HIV: low drug resistance in Mumbai
R. PRASAD
Two years after starting the antiretroviral therapy (ART) for HIV infected people with a CD4 count less than 200, efforts are under way to understand drug resistance.
A threshold survey to understand drug resistance in people who have been recently infected was done last year in Mumbai and Kakinada, Andhra Pradesh.
A threshold survey is a preliminary study undertaken to check for drug resistance. It is done to see if a full-fledged large-scale study for drug resistance needs to be undertaken. The threshold survey undertaken in Mumbai included 47 HIV-infected individuals. “Only one person showed drug resistant mutation,” said Dr. R. Paranjape, Director of the National AIDS Research Institute (NARI), Pune. “This indicates very low drug resistance.”
In the case of Kakinada, 57 samples have been collected. Only ten have been tested, and none of the ten samples has shown any drug resistant mutation.
The very low prevalence of drug resistance in Mumbai indicates that drug resistant virus is not circulating in the general population.

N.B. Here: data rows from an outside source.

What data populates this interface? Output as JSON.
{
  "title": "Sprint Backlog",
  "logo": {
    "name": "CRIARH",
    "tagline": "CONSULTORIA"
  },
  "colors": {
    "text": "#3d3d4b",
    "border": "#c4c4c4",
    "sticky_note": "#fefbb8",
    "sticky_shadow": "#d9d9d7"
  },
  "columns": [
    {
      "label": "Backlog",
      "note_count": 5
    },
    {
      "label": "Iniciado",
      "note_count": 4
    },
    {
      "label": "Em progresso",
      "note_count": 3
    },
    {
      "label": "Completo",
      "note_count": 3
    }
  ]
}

But Dr. Paranjape is cautious about drawing any conclusions based on the Mumbai results alone. “The result is from just one city,” he said. “And the possibility of some people who have not been recently infected being a part of the survey cannot be ruled out.”
Another study
Another study to study the prevalence of drug resistance in people who are on ART was started last year in Chennai and Mumbai. Hundred and fifty patients from each city were enrolled.
The plasma viral load to know the level of HIV in blood was done at the start of the one-year study.
Patients on ART should show reduced viral load. “Plasma viral load test will be done in those patients in whom the viral load has gone up,” Dr. Paranjape said.
Most of the patients in both the cities have completed one year after the initial viral load test. “Hopefully we will have the data in another 2-3 months,” he said.
The initiative to study drug resistance has been jointly undertaken by World Health Organisation (WHO), National AIDS Control Organisation (NACO), Delhi and NARI, Pune.